Oil prices plunged, with West Texas Intermediate (WTI) futures falling over 4% to near $79.50, the lowest since March 10, as the reopening of the Strait of Hormuz eased supply concerns for nearly 20% of global energy flows [1][4][6]. However, there is some discrepancy regarding the timeline: while President Trump authorized immediate reopening, Iranian sources report the reopening and lifting of the blockade will occur within 30 days under Iranian arrangements [4]. Analysts at ANZ cautioned that oil prices may remain elevated due to damage to Middle East energy infrastructure, despite the initial drop [4].

Forward-looking statements indicate that the Federal Reserve is expected to keep interest rates unchanged at its Wednesday meeting, with the CME FedWatch tool showing a 47% probability of rates being held in December, up from 28% last week [1]. Markets have priced in a 64% chance of a Fed rate hike in December, down from 69% last week, reflecting shifting expectations post-deal [3]. The new Fed chair, Kevin Warsh, and the end of the conflict are seen as key factors for upcoming monetary policy decisions [2][3][5].
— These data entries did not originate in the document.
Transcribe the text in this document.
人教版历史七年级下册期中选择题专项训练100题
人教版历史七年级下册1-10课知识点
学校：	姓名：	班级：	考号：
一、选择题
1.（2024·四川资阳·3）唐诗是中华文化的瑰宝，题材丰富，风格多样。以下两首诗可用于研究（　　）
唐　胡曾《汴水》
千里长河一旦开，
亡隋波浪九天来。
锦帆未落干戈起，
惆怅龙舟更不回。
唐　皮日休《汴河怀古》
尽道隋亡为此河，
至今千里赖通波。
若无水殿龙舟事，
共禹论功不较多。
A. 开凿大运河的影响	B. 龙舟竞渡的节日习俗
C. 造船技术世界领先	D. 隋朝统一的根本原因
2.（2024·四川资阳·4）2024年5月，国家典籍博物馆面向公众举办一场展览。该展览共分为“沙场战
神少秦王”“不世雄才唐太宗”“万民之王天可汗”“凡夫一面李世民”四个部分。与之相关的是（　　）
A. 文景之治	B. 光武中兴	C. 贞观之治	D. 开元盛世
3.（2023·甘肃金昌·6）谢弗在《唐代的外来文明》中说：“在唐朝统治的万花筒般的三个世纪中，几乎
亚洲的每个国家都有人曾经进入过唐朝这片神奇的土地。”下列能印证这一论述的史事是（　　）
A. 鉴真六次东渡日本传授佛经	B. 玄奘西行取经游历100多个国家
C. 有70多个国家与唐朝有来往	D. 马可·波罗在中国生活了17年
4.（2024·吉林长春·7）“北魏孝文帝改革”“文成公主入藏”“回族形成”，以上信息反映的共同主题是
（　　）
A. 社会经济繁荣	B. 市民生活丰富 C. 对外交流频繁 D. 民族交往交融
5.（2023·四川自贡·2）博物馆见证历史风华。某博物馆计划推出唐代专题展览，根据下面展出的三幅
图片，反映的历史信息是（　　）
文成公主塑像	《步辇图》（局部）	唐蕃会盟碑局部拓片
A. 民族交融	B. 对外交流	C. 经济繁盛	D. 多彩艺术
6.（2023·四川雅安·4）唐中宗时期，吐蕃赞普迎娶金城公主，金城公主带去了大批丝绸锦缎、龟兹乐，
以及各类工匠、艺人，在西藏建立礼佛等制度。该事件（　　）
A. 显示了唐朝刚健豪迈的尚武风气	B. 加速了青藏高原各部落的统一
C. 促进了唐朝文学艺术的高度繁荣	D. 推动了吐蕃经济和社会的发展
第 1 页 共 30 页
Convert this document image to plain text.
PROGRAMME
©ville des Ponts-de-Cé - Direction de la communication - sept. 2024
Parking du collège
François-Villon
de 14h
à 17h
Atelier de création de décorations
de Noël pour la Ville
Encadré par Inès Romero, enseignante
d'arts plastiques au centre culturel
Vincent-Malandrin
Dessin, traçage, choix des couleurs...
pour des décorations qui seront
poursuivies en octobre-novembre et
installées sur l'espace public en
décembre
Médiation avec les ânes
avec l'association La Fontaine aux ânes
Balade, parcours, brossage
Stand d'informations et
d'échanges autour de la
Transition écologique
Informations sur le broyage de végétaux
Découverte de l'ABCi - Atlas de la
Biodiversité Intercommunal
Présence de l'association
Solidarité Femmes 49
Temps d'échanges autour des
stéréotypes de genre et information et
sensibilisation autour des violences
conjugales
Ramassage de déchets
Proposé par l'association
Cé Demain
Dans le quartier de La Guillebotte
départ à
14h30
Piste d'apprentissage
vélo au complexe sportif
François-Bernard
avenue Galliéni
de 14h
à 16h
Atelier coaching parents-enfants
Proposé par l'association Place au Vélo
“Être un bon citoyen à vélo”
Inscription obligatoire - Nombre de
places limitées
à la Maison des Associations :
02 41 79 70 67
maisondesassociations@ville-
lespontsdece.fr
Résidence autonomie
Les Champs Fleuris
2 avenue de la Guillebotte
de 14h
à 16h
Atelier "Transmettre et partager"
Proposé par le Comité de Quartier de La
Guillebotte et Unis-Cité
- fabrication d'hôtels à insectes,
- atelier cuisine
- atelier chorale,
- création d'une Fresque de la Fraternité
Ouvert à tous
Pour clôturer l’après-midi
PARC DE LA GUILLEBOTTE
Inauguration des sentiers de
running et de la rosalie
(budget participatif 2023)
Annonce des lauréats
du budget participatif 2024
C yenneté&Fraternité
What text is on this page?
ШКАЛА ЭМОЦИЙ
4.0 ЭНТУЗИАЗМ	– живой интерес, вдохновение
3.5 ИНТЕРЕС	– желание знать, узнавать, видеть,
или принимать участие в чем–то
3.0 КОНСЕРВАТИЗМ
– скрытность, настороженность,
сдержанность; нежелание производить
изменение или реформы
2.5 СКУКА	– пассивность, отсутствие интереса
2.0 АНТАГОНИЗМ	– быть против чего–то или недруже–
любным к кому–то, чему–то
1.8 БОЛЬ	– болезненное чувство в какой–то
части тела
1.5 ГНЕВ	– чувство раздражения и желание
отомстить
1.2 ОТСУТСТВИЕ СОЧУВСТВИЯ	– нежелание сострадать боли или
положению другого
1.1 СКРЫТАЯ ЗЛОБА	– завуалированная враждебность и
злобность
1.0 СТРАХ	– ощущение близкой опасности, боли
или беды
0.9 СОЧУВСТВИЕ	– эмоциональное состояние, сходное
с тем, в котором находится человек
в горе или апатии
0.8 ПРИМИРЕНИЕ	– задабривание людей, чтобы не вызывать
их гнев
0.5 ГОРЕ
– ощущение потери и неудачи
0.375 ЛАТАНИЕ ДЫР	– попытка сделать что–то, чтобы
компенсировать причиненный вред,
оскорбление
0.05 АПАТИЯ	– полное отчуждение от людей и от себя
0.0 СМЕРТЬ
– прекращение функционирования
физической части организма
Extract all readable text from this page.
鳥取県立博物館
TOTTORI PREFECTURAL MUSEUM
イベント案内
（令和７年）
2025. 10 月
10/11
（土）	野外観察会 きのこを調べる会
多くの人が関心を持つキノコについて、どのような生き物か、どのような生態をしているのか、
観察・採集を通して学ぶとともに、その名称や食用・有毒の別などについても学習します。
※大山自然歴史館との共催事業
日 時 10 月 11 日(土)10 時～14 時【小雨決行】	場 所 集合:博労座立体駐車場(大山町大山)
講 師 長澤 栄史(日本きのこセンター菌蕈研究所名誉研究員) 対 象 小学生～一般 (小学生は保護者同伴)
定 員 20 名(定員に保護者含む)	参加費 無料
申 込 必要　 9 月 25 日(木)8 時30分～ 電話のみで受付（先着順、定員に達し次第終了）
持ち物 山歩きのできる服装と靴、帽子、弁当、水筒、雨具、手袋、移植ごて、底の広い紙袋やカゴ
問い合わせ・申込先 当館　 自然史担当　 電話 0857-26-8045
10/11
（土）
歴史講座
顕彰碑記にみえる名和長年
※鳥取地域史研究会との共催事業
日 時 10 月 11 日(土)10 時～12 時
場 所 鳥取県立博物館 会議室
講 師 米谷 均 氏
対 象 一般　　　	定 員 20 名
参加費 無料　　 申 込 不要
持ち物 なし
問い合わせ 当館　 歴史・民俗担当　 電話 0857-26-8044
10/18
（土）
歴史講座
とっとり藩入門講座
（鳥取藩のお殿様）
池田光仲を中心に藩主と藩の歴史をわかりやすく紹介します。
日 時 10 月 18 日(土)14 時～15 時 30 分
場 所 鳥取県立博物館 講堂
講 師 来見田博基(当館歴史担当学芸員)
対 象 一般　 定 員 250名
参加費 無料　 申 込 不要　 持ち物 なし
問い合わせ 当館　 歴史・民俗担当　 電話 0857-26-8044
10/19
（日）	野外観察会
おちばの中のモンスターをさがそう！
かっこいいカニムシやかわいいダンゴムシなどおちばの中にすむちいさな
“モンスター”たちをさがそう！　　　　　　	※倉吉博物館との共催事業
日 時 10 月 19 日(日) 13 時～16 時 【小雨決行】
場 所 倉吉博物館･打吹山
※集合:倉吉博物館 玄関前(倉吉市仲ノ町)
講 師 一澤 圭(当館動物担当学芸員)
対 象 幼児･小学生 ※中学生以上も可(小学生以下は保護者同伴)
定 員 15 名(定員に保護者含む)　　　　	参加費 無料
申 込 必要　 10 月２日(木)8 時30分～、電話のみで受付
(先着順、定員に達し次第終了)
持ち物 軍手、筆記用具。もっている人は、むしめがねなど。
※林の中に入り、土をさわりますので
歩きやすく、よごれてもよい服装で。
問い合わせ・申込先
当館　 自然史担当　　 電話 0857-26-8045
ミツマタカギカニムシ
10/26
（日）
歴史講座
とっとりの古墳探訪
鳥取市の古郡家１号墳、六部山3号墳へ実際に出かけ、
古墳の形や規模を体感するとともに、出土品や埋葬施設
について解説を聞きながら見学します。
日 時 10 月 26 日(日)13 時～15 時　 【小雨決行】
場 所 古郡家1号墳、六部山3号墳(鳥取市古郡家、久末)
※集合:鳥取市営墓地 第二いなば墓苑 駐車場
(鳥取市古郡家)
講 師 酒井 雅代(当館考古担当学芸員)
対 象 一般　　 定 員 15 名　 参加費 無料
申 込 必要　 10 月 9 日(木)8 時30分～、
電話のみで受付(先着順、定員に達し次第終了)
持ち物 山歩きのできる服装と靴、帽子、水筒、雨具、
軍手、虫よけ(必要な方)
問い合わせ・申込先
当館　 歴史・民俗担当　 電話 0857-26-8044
Technical analysis across currency pairs shows bullish momentum for GBP/USD and NZD/USD, with both pairs breaking above key moving averages and resistance levels. The USD/JPY remains supported by the wide US-Japan interest rate differential, though the Yen may gain further if the Bank of Japan hikes rates on Tuesday [1][2][5].

CONCLUSION

The US-Iran peace deal has sparked a global rally in equities and currencies, while oil prices have tumbled on the reopening of the Strait of Hormuz. Market sentiment is strongly positive, with investors anticipating further stability and potential shifts in central bank policies. However, some uncertainty remains regarding the timeline for the reopening and the lasting impact on oil prices.